Exactly what materials or programs does a person need for making comics?

Would using something like Photoshop be good enough, or is there more to it?


----------



## Watercolor_Lotus (Jun 1, 2010)

I've heard some people swear by MangaStudio, a program I think made specifically for comic making, but I suppose you could get by with just Photoshop, if you're doing it digitally. It might be easier if you had Illustrator in addition to PS, though. 

Traditionally, you'd need to choose something that would make a line - almost anything will do. There have been serious comics done with nothing more than ballpoint pens and cheap copy paper, though most professional comic artists love their bristol board and the tool of their choice.
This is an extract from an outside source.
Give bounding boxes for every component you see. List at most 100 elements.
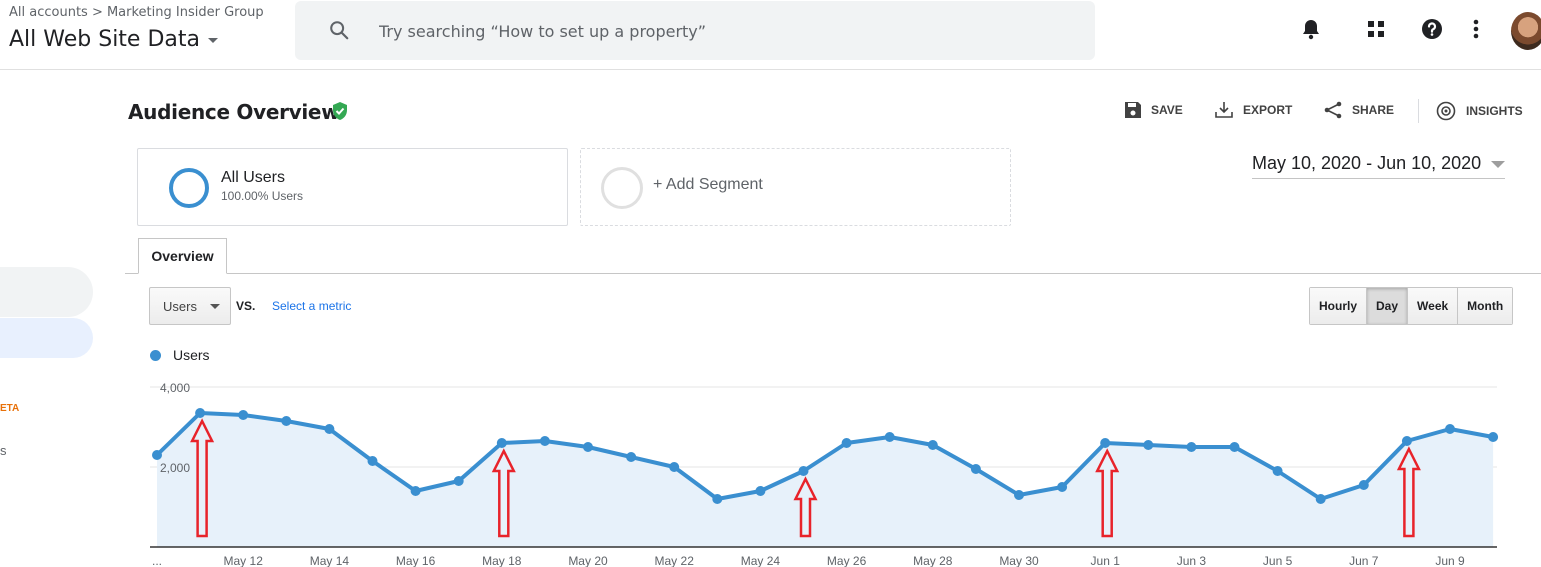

Common tools for comic artists include the brush, the nib pen, the technical pen, brush pens, and even just ordinary pencils.
Each has it's pros and cons, and some artists use all of the them.

I've got Scott McCloud's book Making Comics, if you're wondering where I'm getting this from, lol. It's an awesome book C:

Edit: The book is done in a comic format and apparently it was done almost entirely in Photoshop, so if Scott could do it you can do it ;P


----------



## KingCabbage (Jun 3, 2010)

Photoshop is more than adequate.  Really all you need is paper and a pen.


----------



## quoting_mungo (Jun 3, 2010)

The hard part about making comics isn't the art, anyway. It's the narrative. I've some kind of Sequential Arts diploma and I still don't quite have the hang of it. 

But yeah. Pen(cil) and paper is probably what you need. A ruler is good to have as well; straight panel borders vs uneven hand-drawn ones really make a huge difference to people's perception of your work. (I used to do my webcomic without panel borders at all. Oh, the negative feedback I've gotten from that design choice.) Don't hand-letter unless your lettering looks neat-and-legible enough (my own lettering is honestly kind of borderline), and also avoid using Comic Sans; Blambot has some nice, neat-looking free fonts.

If you want to use screentones, a cheap simple way of getting enough to get you by is picking up How to Draw Manga: Computones, which includes a CD with a very user-friendly Photoshop plugin for screentoning your work. I've got I think three volumes of that series as well as Deleter Comic Works, and while Deleter does some things more neatly, the Photoshop plugin is _so_ much easier to use Deleter admittedly does a lot of collecting dust.


----------